Employers can ban employees from using work email for personal purposes, including union organizing, the National Labor Relations Board ruled on Monday. The board’s three Trump-appointed members voted for the rule, which overturned an Obama-era rule reaching the opposite conclusion. The NLRB’s lone Democratic member, Lauren McFerran, dissented from the decision.
Federal labor law protects employees’ right to organize without interference from employers. That includes a limited right to engage in organizing activities in the workplace. For example, an off-duty employee has a right to distribute union literature in an employee break room or the parking lot.
Labor-rights advocates have long argued that this principle should extend to workplace email systems. They point out that email can be one of the most efficient ways for workers to contact one another and discuss workplace issues. And they note that the costs to employers from added email use is negligible.
In a 2014 decision, an Obama-appointed majority of the NLRB agreed with this logic, holding that “employee use of email for statutorily protected communications on nonworking time must presumptively be permitted by employers who have chosen to give employees access to their email systems.”
But then Donald Trump got elected president and Republicans gained control over the agency. They have a different perspective on the issue.

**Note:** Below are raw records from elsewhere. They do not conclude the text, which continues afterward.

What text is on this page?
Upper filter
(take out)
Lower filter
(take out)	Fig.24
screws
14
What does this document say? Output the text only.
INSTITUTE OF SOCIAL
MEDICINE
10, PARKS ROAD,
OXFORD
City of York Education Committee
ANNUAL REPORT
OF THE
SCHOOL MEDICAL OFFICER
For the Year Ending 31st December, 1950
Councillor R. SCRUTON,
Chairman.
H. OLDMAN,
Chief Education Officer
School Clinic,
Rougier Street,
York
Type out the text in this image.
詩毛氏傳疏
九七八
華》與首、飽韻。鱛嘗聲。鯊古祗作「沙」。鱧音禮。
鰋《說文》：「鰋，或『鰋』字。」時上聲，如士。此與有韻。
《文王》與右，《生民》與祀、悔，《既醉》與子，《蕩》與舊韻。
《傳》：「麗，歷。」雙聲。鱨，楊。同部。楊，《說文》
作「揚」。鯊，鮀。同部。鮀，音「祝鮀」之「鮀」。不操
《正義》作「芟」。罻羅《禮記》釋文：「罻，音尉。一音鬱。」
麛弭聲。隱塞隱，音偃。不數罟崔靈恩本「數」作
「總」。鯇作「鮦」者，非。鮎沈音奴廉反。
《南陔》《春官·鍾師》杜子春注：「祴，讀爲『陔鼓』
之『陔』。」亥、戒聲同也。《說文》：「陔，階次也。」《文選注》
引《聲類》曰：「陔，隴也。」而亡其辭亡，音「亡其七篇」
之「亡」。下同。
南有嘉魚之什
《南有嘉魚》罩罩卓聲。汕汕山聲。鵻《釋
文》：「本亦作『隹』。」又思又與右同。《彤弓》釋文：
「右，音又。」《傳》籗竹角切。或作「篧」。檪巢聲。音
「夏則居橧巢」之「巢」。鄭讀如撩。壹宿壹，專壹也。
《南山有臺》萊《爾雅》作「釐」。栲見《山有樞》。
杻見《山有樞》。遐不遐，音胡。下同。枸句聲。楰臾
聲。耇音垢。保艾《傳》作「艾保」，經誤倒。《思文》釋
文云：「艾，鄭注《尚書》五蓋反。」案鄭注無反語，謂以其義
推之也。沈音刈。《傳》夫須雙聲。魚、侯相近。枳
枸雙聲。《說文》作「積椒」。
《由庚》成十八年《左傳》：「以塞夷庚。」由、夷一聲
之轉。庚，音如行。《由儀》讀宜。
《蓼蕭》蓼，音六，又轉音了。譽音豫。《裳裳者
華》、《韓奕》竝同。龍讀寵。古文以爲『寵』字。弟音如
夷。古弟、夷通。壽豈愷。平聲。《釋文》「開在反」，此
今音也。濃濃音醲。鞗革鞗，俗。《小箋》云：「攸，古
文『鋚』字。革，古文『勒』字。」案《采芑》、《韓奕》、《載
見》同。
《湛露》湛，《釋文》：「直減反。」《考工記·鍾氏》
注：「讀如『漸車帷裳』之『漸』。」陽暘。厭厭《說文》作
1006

Republicans see property rights as key
The latest ruling focuses on the casino operator Caesars Entertainment, which has broad policies prohibiting employees from using its email systems for personal use. These policies don’t single out union organizing. Rather, they prohibit employees from sending “non-business information” via email or using email to solicit “for personal gain or advancement of personal views.” The policy appears to ban employees from recruiting members for their church or bowling league as much as it bans union solicitation.
Still, labor organizers objected, arguing that this broad policy impinges on worker rights to communicate with one another about workplace issues. They pointed to the Obama-era rule protecting workers’ rights to communicate with one another via email about workplace concerns.
But the NLRB’s three-member Republican majority took the case as an opportunity to overturn that rule. For the Republican board members, employer property rights are of paramount importance in the case. Employers own their email systems, the board reasoned in its Monday decision, and they have a right to decide how it’s used.
The law merely requires that workers be given some reasonable means of communicating with one another, the board held. The law already protects the rights of workers to communicate via face-to-face conversations and the distribution of literature. That gives workers sufficient opportunities to communicate to satisfy the requirements of labor law, the board ruled. In the majority’s view, it wouldn’t be appropriate to extend those protections to email because doing so infringes on the employers’ property rights to their email systems.
The board’s lone Democrat, Lauren McFerran, dissented from the ruling, arguing that the majority had misinterpreted the law. She argued that property rights weren’t relevant to the case because Caesars had already granted its employees access to the email system.
And she pointed to other cases in which the NLRB or the courts had upheld workers’ rights to communicate about labor issues using company property. For example, workers have a right to put union stickers on their hardhats—even if the hardhats are the property of the employer. That’s because the worker already has permission to use the hardhat, and attaching a sticker doesn’t interfere with the worker’s ability to do his or her job. The same reasoning should apply to communicating about labor issues on a company email system, McFerran argued.